In honor of Christmas and all things pie
- because who doesn't love a good pie over the holidays - I recently made a batch of Grape Hull Pie
using muscadines. I'd been wanting to can some muscadine pie filling for awhile, but couldn't find ANYTHING anywhere about how to do that! I could find plenty of muscadine pie recipes, but apparently canning pie filling is trickier. When making fresh fruit pie filling (of any kind), most recipes call for flour or cornstarch or a similar thickener to give the pie that nice thick consistency. However, the water bath canning process doesn't work well with these thickeners, so many canners recommend simply canning the fruit in syrup and then thickening the filling on the stove just before baking the pie. Even our local Alabama Cooperative Extension System (basically, the state experts on home food preservation, among other things) couldn't answer my question. They were very nice and helpful, but just suggested I make some more jelly or jam!
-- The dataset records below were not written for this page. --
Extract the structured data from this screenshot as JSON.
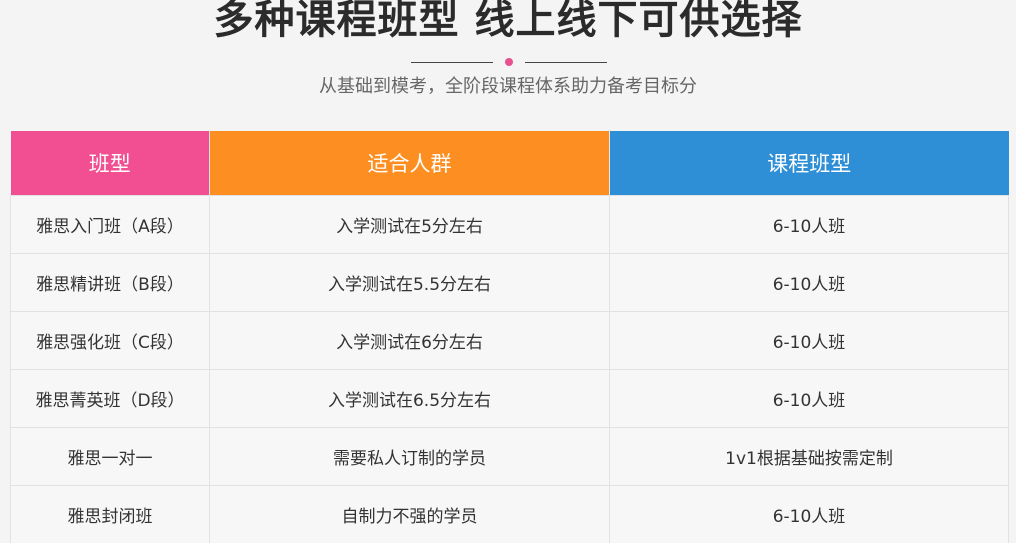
{
  "header": {
    "title": "多种课程班型 线上线下可供选择",
    "subtitle": "从基础到模考，全阶段课程体系助力备考目标分",
    "divider_dot_color": "#e8508f"
  },
  "table": {
    "columns": [
      {
        "label": "班型",
        "color": "#f24f93"
      },
      {
        "label": "适合人群",
        "color": "#fd8f22"
      },
      {
        "label": "课程班型",
        "color": "#2f8fd6"
      }
    ],
    "rows": [
      {
        "type": "雅思入门班（A段）",
        "audience": "入学测试在5分左右",
        "class": "6-10人班"
      },
      {
        "type": "雅思精讲班（B段）",
        "audience": "入学测试在5.5分左右",
        "class": "6-10人班"
      },
      {
        "type": "雅思强化班（C段）",
        "audience": "入学测试在6分左右",
        "class": "6-10人班"
      },
      {
        "type": "雅思菁英班（D段）",
        "audience": "入学测试在6.5分左右",
        "class": "6-10人班"
      },
      {
        "type": "雅思一对一",
        "audience": "需要私人订制的学员",
        "class": "1v1根据基础按需定制"
      },
      {
        "type": "雅思封闭班",
        "audience": "自制力不强的学员",
        "class": "6-10人班"
      }
    ]
  }
}
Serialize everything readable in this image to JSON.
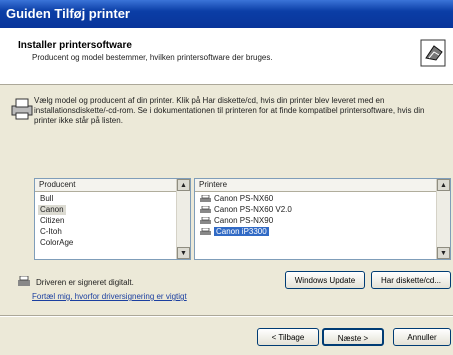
{
  "window": {
    "title": "Guiden Tilføj printer"
  },
  "header": {
    "title": "Installer printersoftware",
    "subtitle": "Producent og model bestemmer, hvilken printersoftware der bruges."
  },
  "intro": {
    "text": "Vælg model og producent af din printer. Klik på Har diskette/cd, hvis din printer blev leveret med en installationsdiskette/-cd-rom. Se i dokumentationen til printeren for at finde kompatibel printersoftware, hvis din printer ikke står på listen."
  },
  "manufacturers": {
    "header": "Producent",
    "items": [
      "Bull",
      "Canon",
      "Citizen",
      "C-Itoh",
      "ColorAge"
    ],
    "selected": "Canon"
  },
  "printers": {
    "header": "Printere",
    "items": [
      "Canon PS-NX60",
      "Canon PS-NX60 V2.0",
      "Canon PS-NX90",
      "Canon iP3300"
    ],
    "selected": "Canon iP3300"
  },
  "signature": {
    "text": "Driveren er signeret digitalt.",
    "link": "Fortæl mig, hvorfor driversignering er vigtigt"
  },
  "buttons": {
    "windows_update": "Windows Update",
    "have_disk": "Har diskette/cd...",
    "back": "< Tilbage",
    "next": "Næste >",
    "cancel": "Annuller"
  },
  "colors": {
    "titlebar": "#0b3ea6",
    "selection": "#316ac5",
    "dialog": "#ece9d8"
  }
}
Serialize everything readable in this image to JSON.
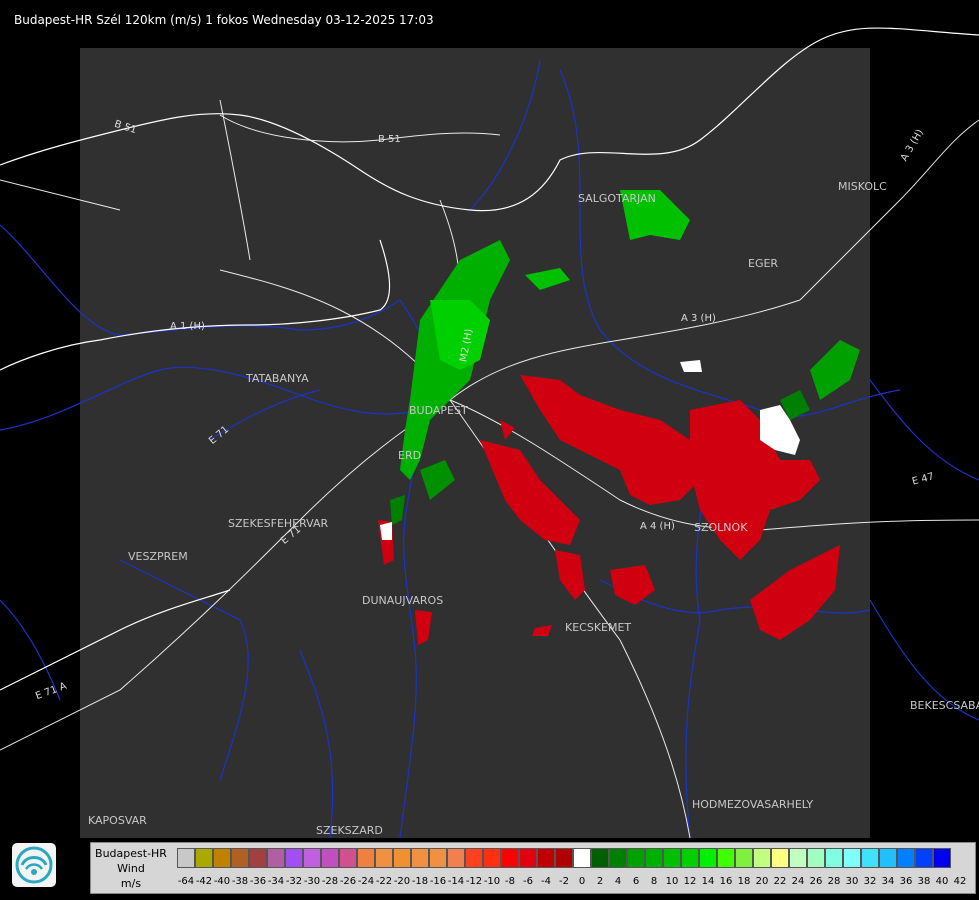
{
  "header": {
    "title": "Budapest-HR Szél 120km (m/s) 1 fokos Wednesday 03-12-2025 17:03"
  },
  "cities": [
    {
      "name": "SALGOTARJAN"
    },
    {
      "name": "EGER"
    },
    {
      "name": "MISKOLC"
    },
    {
      "name": "TATABANYA"
    },
    {
      "name": "BUDAPEST"
    },
    {
      "name": "ERD"
    },
    {
      "name": "SZEKESFEHERVAR"
    },
    {
      "name": "VESZPREM"
    },
    {
      "name": "DUNAUJVAROS"
    },
    {
      "name": "KECSKEMET"
    },
    {
      "name": "SZOLNOK"
    },
    {
      "name": "BEKESCSABA"
    },
    {
      "name": "HODMEZOVASARHELY"
    },
    {
      "name": "KAPOSVAR"
    },
    {
      "name": "SZEKSZARD"
    }
  ],
  "roads": [
    {
      "name": "B 51"
    },
    {
      "name": "B 51"
    },
    {
      "name": "A 1 (H)"
    },
    {
      "name": "A 3 (H)"
    },
    {
      "name": "A 3 (H)"
    },
    {
      "name": "M2 (H)"
    },
    {
      "name": "A 4 (H)"
    },
    {
      "name": "E 71"
    },
    {
      "name": "E 71"
    },
    {
      "name": "E 71 A"
    },
    {
      "name": "E 47"
    }
  ],
  "legend": {
    "station": "Budapest-HR",
    "quantity": "Wind",
    "unit": "m/s",
    "colors": [
      "#c8c8c8",
      "#a9a900",
      "#c08000",
      "#b06020",
      "#a04040",
      "#b060a0",
      "#a050f0",
      "#c060e0",
      "#c050c0",
      "#d05090",
      "#f08040",
      "#f09040",
      "#f09030",
      "#f09040",
      "#f09040",
      "#f08050",
      "#ff4020",
      "#ff3010",
      "#ff0000",
      "#e00010",
      "#c00000",
      "#b00000",
      "#ffffff",
      "#006000",
      "#008000",
      "#00a000",
      "#00b000",
      "#00c000",
      "#00d000",
      "#00f000",
      "#40ff00",
      "#80f040",
      "#c0ff80",
      "#ffff80",
      "#c0ffc0",
      "#a0ffc0",
      "#80ffe0",
      "#80ffff",
      "#40e0ff",
      "#20c0ff",
      "#0080ff",
      "#0040ff",
      "#0000f0"
    ],
    "ticks": [
      "-64",
      "-42",
      "-40",
      "-38",
      "-36",
      "-34",
      "-32",
      "-30",
      "-28",
      "-26",
      "-24",
      "-22",
      "-20",
      "-18",
      "-16",
      "-14",
      "-12",
      "-10",
      "-8",
      "-6",
      "-4",
      "-2",
      "0",
      "2",
      "4",
      "6",
      "8",
      "10",
      "12",
      "14",
      "16",
      "18",
      "20",
      "22",
      "24",
      "26",
      "28",
      "30",
      "32",
      "34",
      "36",
      "38",
      "40",
      "42"
    ]
  }
}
Luckily, I finally stumbled across this recipe on a blog called "Foodie With Family." The recipe was intended for Concord grapes - another (sweeter) wild grape - but since muscadines have such a high acid content, it can be safely adapted for use with this wild Southern fruit. The only change I made was to increase the sugar from 4 cups to 7, since muscadines have a much more tart flavor than Concord grapes. The recipe calls for ClearJel starch, which is a white, powdery thickener that can withstand the high heat of water bath canning. ClearJel is available on Amazon.com. (Be sure to buy the "cook type," not "instant.")
I was able to can 3 full quart jars of pie filling from two gallons of frozen muscadines, plus an additional 3/4 jar that I refrigerated and baked in a pie over Thanksgiving weekend. Yum! This muscadine grape hull pie is similar in flavor to a sour cherry pie, and is especially tasty served warm with a scoop of vanilla ice cream on top.